Est-ce seulement possible ?

Et bien oui, la vraie vie a raison, comme on peut s’en rendre compte dans ce rapport de l’anses à partir de la page p 36, notamment :

Il y apparait que la consommation de cuivre est supérieure dans le conventionnel que dans le bio.

La conclusion de Ducros, si elle ne s’appuie que sur les chiffres d’achats des pesticides bio, est donc en effet trop rapide.

Alors qui consomme le plus de pesticide du bio ou du conventionnel, bordel ?

Et bien, il semblerait qu’on n’en sache rien, les chiffres n’existant tout simplement pas.

Mais on doit bien avoir une idée ?

Alors oui, on en a une vu la promotion du bio comme permettant une diminution de l’usage d’intrans mais est-elle exacte pour autant, c’est bien la question.

Par exemple, dans un rapport de l EFSA (Autorité Européenne de Sécurité des Aliments)

on peut lire que 98.7% des produits bio ne dépassaient pas les limites légales en matière de résidus de pesticides contre seulement 96.2% des produits conventionnels.
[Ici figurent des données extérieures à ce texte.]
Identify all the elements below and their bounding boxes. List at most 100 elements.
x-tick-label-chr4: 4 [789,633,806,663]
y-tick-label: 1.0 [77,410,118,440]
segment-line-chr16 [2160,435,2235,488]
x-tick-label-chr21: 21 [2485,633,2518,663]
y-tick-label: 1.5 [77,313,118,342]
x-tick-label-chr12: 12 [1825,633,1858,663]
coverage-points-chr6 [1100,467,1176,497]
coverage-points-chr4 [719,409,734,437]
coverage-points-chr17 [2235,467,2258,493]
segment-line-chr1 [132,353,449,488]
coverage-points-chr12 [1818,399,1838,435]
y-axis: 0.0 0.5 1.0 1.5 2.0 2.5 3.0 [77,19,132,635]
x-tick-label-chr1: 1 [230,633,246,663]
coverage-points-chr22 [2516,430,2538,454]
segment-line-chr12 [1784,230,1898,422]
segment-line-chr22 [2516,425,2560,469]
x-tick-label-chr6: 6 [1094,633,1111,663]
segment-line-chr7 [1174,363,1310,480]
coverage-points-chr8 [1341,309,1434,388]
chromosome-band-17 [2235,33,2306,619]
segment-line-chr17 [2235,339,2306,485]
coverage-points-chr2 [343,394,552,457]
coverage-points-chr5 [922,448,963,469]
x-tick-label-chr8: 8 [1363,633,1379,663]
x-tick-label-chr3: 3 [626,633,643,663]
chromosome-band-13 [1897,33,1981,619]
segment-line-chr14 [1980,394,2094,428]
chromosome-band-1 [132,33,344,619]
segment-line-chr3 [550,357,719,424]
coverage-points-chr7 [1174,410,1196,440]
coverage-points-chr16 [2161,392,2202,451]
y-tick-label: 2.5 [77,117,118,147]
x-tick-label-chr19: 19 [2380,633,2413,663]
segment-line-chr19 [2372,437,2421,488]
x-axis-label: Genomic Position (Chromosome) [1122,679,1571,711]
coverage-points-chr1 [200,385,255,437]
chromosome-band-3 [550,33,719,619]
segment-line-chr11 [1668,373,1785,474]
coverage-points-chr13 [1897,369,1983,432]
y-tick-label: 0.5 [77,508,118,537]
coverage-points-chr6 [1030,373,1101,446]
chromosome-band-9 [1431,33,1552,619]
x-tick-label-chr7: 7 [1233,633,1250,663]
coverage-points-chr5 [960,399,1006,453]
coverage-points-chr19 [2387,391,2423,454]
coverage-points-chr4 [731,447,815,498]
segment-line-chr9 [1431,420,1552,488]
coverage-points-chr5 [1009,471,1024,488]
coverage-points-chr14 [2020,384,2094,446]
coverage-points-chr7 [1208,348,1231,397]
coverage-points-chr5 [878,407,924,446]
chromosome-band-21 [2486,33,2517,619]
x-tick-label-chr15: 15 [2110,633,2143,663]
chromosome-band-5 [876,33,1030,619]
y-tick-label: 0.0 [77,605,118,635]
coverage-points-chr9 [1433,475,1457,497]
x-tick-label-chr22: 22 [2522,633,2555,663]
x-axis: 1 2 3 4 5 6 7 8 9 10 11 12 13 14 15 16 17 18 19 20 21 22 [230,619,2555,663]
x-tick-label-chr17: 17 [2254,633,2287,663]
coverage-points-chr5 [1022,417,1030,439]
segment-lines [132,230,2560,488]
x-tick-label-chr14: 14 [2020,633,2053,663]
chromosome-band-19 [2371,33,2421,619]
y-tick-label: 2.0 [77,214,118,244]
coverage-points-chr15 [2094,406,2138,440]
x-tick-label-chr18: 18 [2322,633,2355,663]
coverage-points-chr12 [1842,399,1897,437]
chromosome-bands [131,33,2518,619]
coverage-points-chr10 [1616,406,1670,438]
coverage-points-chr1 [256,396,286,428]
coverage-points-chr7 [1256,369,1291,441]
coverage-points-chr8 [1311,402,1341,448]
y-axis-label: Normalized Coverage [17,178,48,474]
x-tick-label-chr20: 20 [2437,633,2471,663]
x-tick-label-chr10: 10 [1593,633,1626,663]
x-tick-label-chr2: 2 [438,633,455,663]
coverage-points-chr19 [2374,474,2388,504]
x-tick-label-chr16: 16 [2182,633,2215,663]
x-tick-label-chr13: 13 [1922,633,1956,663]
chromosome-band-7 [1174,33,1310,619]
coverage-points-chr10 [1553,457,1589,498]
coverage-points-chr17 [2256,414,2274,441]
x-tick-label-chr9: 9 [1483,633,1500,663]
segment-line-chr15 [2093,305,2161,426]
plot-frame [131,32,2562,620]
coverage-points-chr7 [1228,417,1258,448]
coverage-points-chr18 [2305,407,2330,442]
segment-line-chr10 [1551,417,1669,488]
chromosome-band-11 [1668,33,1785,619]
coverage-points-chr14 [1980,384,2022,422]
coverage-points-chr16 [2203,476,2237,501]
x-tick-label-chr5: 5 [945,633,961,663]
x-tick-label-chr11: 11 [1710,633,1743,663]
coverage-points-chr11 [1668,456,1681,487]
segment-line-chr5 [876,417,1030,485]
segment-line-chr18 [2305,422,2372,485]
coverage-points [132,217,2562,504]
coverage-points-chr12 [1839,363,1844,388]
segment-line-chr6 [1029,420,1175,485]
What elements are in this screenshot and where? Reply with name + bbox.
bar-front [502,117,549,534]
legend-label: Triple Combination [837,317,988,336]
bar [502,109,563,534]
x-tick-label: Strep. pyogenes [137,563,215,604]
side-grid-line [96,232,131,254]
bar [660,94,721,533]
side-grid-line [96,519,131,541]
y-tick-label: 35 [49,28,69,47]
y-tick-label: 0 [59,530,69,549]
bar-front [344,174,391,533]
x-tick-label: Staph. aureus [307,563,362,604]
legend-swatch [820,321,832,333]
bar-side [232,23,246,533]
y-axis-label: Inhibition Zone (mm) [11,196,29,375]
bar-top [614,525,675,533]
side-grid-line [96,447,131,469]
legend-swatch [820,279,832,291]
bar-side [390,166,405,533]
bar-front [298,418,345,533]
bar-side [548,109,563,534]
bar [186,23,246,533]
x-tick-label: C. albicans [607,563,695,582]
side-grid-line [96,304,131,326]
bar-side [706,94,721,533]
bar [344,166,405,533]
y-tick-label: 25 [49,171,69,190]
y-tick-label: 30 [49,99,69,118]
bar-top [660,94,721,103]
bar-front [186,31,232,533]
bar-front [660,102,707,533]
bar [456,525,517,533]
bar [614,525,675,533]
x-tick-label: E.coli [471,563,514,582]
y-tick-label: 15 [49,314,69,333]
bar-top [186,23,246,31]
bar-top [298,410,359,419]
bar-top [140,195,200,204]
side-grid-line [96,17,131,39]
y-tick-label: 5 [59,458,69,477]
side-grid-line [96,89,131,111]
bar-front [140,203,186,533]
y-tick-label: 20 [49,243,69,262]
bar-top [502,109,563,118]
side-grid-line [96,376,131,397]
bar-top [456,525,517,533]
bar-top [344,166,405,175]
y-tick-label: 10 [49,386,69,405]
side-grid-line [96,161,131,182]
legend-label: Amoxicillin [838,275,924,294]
D’autre part, 83% des produits bio contenaient des résidus de pesticides inférieurs à la « limite de quantification » (c’est-à-dire quasiment indétectable) contre seulement 50% des produits conventionnels.

C’est résumé ici : https://youmatter.world/fr/agriculture-biologique-pesticides-autorises/

Notons, que le fait que des résidus soient détectables ou non, n’est pas un signe de dangerosité pour la santé tant que ce qui est détecté est en dessous des seuils autorisés.

Mais de 83% pour le bio à 50% pour le conventionnel, c’est une indication forte qu’il y aurait moins de pesticide utilisé en bio.

Mais alors, c’est du bullshit le plus de pesticide dans le bio ?

Pas complétement, il semblerait.

Par exemple, l’université de Guelph au Canada a produit cette étude :

qui affirme notamment :

« Ultimately, the organic products were much less effective than the novel and conventional pesticides at killing the aphids and they have a potentially higher environmental impact, » she said. « In terms of making pest management decisions and trying to do what is best for the environment, it’s important to look at every compound and make a selection based on the environmental impact quotient rather than if it’s simply natural or synthetic. It’s a simplification that just doesn’t work when it comes to minimizing environmental impact. »

Mais c’est une étude prospective à ce que j’ai pu comprendre.

Une autre étude par des chercheurs de L’INRA, notamment, a pu montrer que si dans le cas des céréales le passage au bio entraine une baisse drastique de l’utilisation des pesticides, ce n’est pas forcément le cas pour certaine variété de pomme où le passage au bio entraine une augmentation de la consommation.

C’est résumé ici :

Ce serait également le cas concernant les vignes, c’est ici :

Alors, je n’ai pas tout lu de manière exhaustive, mais le critère le plus souvent retenu pour comparer les deux agricultures est l’IFT l’indice de fréquence de traitement, souvent inferieur pour le bio, dont je crois me souvenir que Soyouz nous avait parlé.

S’il veut nous en dire plus ?

Pour conclure

L’assertion semble donc être plutôt fausse, je dirais, mais peut-être n’a-t-elle pas de sens énoncée ainsi et que tout dépend, en fait, du type de culture et du type de pratique en conventionnel.

Bien sur, n’a été évoqué ici et de façon très parcellaire et orientée que la question des intrants. Pour déterminer les mérites d’une culture ou d’une autre, il faut également comparer les surfaces, les rendements et les prix.